Pie specialist Mypie is to boost its production capability after gaining listings with a major retailer.

The company is set to move from its current production kitchen in Heathrow to a 4,500 sq ft unit on an industrial estate in Wandsworth Town, London. The facility, which is expected to be fully functional by the end of August, will allow Mypie to increase maximum capacity to 10,000 pies a week – currently, capacity tops out around 3,000 pies per week.

“We’ve been trading for four years with food trucks and at corporate events, but we have outgrown our current kitchen, so we’re taking the leap and taking on a new, bigger one,” Mypie owner Chris Brumby (pictured right) told British Baker. “We’ve just done a deal with a high-end retailer, which is why we’ve taken the plunge.”

As well as increased capacity, the Wandsworth site will allow Mypie to deliver to wholesale clients, including pubs, on a more regular basis and reduce the distance travelled by its delivery trucks.

“This will help us go a bit more mainstream and give us space to grow,” added Brumby. “I also want to provide a lifestyle difference for my staff. The biggest thing for me is that it will allow me to save time and cover the more mundane aspects of running the business.”

Mypie manufactures a changing menu of pies for its trucks and wholesale clients, with previous flavours including:

  • Hampshire steak, pickled jalapeños and smoked Cheddar
  • Free-range chicken, smoked ham and leek
  • Sweet potato, green chilli and feta
  • 16-hour slow-cooked lamb, red wine and caramelised onions
  • Minced beef, pan-roasted onions and cheese.

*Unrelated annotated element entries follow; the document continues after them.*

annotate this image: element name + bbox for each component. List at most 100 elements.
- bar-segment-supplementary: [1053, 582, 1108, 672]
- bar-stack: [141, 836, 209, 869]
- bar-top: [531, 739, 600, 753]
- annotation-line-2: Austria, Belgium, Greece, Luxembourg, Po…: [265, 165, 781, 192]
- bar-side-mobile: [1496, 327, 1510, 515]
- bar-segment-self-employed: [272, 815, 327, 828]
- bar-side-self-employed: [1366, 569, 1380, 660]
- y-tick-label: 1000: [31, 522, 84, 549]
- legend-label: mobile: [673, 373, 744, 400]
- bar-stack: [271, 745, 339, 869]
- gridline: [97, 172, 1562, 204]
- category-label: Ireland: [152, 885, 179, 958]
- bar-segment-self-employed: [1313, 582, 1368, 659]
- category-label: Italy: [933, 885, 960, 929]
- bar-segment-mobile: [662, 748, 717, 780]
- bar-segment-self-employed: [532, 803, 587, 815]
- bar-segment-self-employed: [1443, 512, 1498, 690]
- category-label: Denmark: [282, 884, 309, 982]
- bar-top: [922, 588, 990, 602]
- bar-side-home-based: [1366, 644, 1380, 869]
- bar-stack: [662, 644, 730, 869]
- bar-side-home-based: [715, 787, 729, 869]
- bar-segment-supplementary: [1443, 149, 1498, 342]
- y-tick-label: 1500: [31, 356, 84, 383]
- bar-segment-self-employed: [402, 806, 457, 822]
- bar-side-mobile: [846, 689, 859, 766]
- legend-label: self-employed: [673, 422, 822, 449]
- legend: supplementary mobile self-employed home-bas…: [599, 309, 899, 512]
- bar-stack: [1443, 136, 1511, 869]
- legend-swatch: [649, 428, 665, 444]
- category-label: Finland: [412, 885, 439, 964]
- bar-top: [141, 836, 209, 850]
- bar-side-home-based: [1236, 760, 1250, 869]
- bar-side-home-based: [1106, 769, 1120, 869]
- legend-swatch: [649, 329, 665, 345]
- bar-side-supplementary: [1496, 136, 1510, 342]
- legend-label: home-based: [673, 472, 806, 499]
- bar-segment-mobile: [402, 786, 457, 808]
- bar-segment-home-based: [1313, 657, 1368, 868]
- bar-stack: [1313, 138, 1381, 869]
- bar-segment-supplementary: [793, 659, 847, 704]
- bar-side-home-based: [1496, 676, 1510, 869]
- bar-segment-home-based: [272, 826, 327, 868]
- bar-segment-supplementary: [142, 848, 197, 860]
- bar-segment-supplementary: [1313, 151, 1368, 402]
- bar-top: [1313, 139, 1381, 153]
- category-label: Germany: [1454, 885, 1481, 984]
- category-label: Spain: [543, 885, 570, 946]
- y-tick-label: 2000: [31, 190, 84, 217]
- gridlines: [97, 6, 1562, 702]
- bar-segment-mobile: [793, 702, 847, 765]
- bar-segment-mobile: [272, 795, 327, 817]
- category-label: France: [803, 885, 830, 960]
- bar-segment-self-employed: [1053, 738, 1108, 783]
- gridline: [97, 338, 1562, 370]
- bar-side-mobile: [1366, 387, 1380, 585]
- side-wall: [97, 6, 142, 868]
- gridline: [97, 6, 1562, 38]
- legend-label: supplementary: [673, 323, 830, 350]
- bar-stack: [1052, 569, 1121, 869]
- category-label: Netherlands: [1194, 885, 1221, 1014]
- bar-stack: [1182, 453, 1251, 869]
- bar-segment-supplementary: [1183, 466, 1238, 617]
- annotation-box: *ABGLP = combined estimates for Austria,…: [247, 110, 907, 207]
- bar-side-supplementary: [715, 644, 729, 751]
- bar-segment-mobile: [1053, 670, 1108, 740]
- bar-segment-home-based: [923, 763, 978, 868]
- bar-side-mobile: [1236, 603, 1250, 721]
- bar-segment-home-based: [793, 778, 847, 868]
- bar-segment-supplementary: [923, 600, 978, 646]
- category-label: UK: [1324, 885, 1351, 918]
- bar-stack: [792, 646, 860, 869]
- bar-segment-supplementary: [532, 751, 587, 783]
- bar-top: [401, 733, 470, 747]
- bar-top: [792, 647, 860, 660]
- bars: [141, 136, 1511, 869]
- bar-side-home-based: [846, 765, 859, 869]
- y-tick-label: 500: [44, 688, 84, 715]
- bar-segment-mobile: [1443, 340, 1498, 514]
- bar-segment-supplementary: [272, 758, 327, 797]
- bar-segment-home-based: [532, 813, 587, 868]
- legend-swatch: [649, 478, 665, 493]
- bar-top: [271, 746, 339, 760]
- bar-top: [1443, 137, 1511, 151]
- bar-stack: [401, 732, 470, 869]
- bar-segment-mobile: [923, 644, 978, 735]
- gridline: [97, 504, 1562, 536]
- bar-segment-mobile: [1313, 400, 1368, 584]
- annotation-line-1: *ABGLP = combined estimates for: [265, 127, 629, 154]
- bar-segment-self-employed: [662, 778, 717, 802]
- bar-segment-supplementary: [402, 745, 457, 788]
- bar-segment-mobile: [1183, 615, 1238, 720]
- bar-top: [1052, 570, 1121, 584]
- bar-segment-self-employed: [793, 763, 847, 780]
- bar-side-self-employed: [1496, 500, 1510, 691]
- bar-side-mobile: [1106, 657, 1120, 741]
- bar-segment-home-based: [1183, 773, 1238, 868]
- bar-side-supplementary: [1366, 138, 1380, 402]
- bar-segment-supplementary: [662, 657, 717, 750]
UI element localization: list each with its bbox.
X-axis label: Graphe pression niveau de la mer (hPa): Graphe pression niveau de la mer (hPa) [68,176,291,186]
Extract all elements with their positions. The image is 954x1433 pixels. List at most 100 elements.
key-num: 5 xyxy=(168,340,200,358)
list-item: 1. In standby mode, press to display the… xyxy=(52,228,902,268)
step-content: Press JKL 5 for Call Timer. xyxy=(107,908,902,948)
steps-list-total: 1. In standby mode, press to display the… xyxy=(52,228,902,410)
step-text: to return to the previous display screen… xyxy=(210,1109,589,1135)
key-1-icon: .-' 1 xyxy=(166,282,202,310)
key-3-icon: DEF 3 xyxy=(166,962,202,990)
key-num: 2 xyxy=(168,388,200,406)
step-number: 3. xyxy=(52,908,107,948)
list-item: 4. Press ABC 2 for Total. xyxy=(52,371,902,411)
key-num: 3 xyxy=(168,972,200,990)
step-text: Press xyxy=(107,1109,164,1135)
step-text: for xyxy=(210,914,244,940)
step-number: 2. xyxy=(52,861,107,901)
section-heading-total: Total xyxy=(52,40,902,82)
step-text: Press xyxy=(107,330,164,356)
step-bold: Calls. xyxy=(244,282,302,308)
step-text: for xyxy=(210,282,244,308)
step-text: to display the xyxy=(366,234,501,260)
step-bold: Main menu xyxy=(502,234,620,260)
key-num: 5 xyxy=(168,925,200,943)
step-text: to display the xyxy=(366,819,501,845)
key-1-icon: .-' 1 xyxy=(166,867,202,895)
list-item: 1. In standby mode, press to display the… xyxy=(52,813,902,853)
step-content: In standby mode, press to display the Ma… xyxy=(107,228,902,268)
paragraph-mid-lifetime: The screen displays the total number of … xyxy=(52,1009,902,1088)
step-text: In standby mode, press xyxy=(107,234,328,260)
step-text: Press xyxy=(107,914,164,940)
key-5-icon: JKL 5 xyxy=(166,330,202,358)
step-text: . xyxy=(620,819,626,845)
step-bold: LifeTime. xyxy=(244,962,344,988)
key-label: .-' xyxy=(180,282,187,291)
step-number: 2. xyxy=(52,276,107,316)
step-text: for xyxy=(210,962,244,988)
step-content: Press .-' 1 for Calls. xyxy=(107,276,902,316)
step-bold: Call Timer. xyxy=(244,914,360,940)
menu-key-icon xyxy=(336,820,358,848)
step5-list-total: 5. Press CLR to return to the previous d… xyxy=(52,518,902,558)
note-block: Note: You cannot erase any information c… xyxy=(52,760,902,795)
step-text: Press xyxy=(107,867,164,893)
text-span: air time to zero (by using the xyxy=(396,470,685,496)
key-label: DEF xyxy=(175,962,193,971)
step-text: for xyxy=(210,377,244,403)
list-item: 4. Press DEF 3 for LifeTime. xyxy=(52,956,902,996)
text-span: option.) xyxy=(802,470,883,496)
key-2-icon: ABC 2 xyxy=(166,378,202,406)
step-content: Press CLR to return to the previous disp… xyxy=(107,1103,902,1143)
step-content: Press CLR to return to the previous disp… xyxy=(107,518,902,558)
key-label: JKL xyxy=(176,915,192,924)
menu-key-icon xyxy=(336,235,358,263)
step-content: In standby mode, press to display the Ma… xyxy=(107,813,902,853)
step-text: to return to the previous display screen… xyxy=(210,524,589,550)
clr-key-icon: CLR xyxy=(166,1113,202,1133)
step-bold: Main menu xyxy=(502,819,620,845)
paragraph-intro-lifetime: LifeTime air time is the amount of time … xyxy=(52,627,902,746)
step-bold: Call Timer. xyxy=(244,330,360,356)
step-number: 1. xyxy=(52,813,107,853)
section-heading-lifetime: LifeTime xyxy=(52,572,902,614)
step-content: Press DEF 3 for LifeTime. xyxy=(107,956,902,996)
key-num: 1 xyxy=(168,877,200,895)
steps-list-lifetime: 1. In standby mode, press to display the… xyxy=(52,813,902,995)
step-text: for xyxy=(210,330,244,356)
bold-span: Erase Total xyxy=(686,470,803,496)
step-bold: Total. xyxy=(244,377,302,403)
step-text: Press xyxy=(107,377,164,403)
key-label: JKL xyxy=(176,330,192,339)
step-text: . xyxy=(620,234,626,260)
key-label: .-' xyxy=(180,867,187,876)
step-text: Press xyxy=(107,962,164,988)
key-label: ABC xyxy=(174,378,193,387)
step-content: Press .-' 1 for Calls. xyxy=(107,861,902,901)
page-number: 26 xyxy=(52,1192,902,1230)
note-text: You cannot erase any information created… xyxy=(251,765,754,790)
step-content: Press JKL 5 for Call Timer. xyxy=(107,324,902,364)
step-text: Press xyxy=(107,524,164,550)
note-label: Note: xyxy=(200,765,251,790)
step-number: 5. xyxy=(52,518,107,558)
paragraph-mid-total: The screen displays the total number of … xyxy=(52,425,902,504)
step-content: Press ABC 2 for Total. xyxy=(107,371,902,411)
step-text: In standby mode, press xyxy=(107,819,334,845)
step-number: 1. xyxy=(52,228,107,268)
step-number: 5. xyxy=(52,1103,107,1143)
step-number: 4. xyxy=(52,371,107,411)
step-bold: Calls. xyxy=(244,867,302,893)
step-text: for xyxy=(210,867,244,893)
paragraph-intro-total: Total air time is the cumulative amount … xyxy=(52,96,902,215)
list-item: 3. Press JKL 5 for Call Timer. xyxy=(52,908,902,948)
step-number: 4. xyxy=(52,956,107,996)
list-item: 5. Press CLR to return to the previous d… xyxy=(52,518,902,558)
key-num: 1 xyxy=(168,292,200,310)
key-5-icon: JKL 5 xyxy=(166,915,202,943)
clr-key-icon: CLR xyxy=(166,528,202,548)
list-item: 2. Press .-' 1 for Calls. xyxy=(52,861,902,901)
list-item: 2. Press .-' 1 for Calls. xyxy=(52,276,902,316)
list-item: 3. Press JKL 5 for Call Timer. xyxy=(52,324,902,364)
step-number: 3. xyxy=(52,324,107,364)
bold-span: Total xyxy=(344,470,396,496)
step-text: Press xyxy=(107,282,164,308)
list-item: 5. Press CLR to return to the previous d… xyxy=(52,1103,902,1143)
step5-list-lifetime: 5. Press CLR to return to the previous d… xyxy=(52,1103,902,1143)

Brumby also plans to run classes as part of a pie school that will be situated at the Wandsworth site, although he insisted this wouldn’t be a formal affair.

He also has ambitions to open a number of concession stands across the capital, which could be serviced daily by the new production site.

“Our trucks are effectively our sales outlet, but over the next 18 months we’d want to open half a dozen Mypie pop-ups. We’ll still continue with the food markets and festivals, but we’ll also look for rent-a-spaces,” Brumby added.